JACKSONVILLE, Fla. - Data from the Department of Children and Families reveals a sudden spike in child fatalities in the first three months of 2017, including one in January, three in February and seven in March.
News4Jax found that 11 deaths were suspicious enough to prompt an investigation by DCF into possible child abuse or neglect.
One of those cases includes the death of 1-month-old Hannah Htoo, who was found unresponsive March 24 inside a San Marco apartment and died several days later.
DCF records show Hannah's death was under suspicious circumstances and her mother, Vung Deih Nuam, 24, was booked March 26 into the Duval County Jail on a charge of child neglect.
"Police say she had some accident. Accident. Because my wife, she loved the baby," said Khad Kab, Nuam's husband.
Brandon Michael Smith, 36, was arrested Tuesday and charged with murder in the March 22 death of 2-year-old Alayna Williamson after the medical examiner determined his girlfriend's daughter died from multiple blunt-force trauma to the head.
Barbara Kendrick, 65, was charged with murder after police said she forcibly threw an infant, who she was babysitting, on March 4. Police said she admitted to throwing 5-month-old Cooper Dubovik into a playpen March 4 because he had been fussy due to teething and fever.
One of the February cases involves the death of a 5-year-old girl, who was shot by her 8-year-old brother and died. Their mother’s boyfriend, Maurice Mobley, was arrested the next day because police said he brought the gun into the home when he wasn’t supposed to be in possession of one.

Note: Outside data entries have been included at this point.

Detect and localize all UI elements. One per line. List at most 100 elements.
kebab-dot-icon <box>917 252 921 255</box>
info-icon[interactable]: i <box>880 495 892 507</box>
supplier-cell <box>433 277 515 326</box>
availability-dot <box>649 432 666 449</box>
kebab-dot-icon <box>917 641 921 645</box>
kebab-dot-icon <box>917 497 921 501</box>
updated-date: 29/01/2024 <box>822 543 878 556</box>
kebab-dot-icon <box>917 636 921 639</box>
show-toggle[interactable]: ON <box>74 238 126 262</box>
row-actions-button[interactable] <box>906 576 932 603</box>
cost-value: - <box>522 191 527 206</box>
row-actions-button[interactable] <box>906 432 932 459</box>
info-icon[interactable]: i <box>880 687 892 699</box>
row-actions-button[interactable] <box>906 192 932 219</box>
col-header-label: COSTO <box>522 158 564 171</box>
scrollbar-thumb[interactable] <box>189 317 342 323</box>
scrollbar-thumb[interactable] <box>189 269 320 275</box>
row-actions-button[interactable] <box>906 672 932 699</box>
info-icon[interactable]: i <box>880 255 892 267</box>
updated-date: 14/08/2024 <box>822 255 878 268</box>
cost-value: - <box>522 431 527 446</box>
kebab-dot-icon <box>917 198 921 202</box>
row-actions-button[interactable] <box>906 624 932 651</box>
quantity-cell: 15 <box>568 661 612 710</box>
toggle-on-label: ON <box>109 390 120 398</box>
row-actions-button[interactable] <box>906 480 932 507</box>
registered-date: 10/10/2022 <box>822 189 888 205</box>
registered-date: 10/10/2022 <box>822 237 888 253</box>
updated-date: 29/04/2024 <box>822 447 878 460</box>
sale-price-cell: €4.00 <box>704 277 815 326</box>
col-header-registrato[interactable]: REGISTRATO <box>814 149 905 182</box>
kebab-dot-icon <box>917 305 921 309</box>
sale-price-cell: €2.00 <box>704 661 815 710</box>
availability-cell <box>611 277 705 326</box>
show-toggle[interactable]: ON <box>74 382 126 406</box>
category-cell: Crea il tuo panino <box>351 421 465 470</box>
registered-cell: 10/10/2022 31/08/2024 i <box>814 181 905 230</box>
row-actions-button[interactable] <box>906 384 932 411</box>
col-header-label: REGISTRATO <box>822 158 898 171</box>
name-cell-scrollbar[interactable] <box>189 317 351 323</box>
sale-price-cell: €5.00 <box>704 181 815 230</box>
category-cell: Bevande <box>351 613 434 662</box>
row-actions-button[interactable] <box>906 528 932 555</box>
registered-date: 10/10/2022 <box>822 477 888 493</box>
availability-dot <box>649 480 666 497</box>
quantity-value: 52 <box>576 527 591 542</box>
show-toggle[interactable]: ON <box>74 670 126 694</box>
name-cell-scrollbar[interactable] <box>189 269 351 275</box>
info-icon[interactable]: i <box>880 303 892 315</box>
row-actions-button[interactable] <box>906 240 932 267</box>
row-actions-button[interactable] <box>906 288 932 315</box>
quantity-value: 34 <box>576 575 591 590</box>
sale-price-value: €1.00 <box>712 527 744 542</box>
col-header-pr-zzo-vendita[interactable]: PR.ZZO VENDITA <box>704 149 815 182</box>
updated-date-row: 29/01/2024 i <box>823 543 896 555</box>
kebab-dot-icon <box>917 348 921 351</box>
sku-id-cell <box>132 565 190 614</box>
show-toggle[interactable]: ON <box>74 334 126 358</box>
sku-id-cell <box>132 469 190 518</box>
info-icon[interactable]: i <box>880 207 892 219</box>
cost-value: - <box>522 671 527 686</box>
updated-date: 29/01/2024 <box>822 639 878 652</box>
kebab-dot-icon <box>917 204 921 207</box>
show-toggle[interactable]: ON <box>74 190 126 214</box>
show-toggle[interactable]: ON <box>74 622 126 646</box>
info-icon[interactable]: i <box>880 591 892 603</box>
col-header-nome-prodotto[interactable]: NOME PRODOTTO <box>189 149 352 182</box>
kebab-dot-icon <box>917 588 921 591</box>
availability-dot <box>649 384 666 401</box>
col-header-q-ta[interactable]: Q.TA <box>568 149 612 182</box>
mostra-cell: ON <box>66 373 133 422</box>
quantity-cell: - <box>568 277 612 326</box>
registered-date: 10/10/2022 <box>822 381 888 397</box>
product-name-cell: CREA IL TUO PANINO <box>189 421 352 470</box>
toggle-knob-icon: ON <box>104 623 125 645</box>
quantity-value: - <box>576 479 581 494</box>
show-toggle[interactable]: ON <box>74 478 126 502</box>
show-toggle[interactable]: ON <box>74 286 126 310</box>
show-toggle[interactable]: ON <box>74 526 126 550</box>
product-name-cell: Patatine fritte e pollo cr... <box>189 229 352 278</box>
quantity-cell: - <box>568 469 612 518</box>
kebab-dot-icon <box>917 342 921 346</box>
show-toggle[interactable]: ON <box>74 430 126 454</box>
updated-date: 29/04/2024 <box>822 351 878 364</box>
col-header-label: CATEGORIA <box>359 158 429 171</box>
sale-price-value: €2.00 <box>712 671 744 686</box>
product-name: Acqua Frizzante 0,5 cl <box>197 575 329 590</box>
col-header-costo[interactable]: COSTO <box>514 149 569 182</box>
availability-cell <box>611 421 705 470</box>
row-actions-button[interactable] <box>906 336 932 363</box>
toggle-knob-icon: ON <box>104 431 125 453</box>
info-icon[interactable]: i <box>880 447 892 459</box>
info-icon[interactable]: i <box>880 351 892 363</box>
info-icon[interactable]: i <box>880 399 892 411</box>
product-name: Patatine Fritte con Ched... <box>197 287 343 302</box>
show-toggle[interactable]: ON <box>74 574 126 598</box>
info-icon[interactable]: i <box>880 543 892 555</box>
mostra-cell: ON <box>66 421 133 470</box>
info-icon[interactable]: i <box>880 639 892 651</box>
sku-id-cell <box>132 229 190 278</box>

Dr. Randal Alexander with the First Coast Child Protection Team helps investigators with his forensic expertise. He described the deaths as a "concerning" cluster.
"The deaths seem to be things from unsafe sleep deaths to some physical abuse deaths. It's sort of scattered to what they are, but we're watching it because we want to see if there's a trend here that is more than just a clustering," Alexander said.
According to Alexander, the leading cause in child deaths is neglect. He also said child advocacy groups throughout the state are currently having a difficult time reducing the number of these cases.
"There's no question that neglect cases seem to be pretty steady. We just can't make a dent. We're trying," Alexander said. "It's hard because the cases aren't so common, and how do you get to the exact person who is going to do this at the moment they have a decision to make, then they make a bad decision instead of a good decision."
In some rare cases, Alexander said, there are medical conditions with physical symptoms that mimic evidence of child abuse. But he said if a parent walks into an emergency room and says their child fell, but the child has serious injuries that don't add up, there's a good chance an investigation will be launched.
A statewide child abuse and neglect conference will be held April 20-21 at 200 Ocean Crest Drive in Palm Coast. Alexander and other professionals from around Florida who deal with child abuse cases will be in attendance.
Some of the topics that will be discussed include child sex trafficking and child abuse deaths.